Dicen que hay dos tipos de personas: a los que les gusta distinguir y a los que no. Soy de los primeros (como la frase anterior demuestra). Mi gnoseología de andar por casa me pide, por un lado, detectar las semejanzas entre lo que se parece, y, por otro lado, revelar las diferencias entre lo que, al abrigo de lo idéntico, resulta ser distinto. Eso exige observar lo que pasa y luego ponerle un nombre que sea lo más preciso posible. Es, desde luego, una tarea provisional. Lo explicó, con su proverbial exactitud de gran distinguidor, Gómez Dávila: «La verdad nunca es conquista definitiva. Siempre es posición que toca defender». Pues eso: uno defiende lo que cree que es verdad con palabras efímeras. Y, para repeler el ataque de la confusión mental, siempre vienen bien un puñado de distinciones esenciales.
Así, por ejemplo, Pascal distinguió entre un «espíritu de geometría» y un «espíritu de fineza». Y, por su parte, la cultura popular anima a distinguir entre el tocino y la velocidad, o a diferenciar entre la actividad de sorber y la de soplar, incompatibles entre sí. A medio camino entre lo erudito y lo vulgar, yo procuro distinguir entre el «espíritu lírico» y el «espíritu metálico». Y esa distinción me ayuda a comprender, que es de lo que se trata.
Tienen espíritu lírico el artista y todo aquel que sepa gozar de lo inútil. El que pasea porque sí, el que contempla sin prisa, el que conversa por el placer mismo de la conversación. El que silba o el que planta tomates.

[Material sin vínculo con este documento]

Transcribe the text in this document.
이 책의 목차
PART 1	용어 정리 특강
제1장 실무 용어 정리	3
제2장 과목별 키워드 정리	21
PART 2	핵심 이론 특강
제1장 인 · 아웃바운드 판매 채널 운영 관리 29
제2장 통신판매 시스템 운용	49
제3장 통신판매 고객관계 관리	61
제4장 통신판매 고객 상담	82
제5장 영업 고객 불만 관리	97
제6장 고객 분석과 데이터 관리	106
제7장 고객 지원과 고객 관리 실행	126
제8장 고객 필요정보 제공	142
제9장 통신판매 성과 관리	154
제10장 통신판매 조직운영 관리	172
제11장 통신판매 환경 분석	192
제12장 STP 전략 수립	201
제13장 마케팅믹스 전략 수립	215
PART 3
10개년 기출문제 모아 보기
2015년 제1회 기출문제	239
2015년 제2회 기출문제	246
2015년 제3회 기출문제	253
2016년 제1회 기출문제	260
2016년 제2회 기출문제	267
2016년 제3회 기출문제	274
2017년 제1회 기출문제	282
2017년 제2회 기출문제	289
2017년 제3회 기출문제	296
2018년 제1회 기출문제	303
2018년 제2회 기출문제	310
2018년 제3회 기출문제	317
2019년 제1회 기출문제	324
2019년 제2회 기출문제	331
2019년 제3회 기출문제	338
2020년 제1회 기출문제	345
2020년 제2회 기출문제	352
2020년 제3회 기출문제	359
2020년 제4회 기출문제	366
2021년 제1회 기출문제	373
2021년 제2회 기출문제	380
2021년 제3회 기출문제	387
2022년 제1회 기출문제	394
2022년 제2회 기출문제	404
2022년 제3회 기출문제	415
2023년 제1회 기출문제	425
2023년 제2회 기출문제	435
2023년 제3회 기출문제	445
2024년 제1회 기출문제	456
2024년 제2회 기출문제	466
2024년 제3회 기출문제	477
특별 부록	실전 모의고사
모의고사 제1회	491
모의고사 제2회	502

Ese espíritu propicia un tipo de mirada. Un lírico ve más allá. De algún modo, intuye lo invisible: si mira a un viejo, pensará en las raíces; si trabaja con otra persona, verá en él un compañero. Regala y recibe. En un río sería el cauce.
El espíritu metálico está en otra longitud de onda. Cuando mira sólo ve lo material, lo que está delante, lo contante y sonante. Busca lo cuantitativo. Se recrea en lo numérico. Corre para batir su récord. Tiene el dinero efectivo como única divisa. Se afana en el negocio. Si mira a un viejo, pensará en las arrugas; si trabaja con otro, no lo distinguirá de una fotocopiadora. Acumula y arrolla. En un río sería el caudal.
Cuídese el lector del maniqueísmo, que de polarización y trazo grueso ya estamos sobrados. Ni los buenos son tan buenos, ni los malos son tan malos. Nadie es tan lírico que no duerma, que no se alimente o que no necesite el dinero. Y nadie es tan metálico que no quiera a su madre, que no se deje mecer por alguna música o que no pueda advertir en la luz del otoño el oro empañado de las hojas. De modo que quien note, dentro de sí, esa tensión entre lo lírico y lo metálico no tendrá nada que temer. Esa tensión es una señal palpitante de la vida.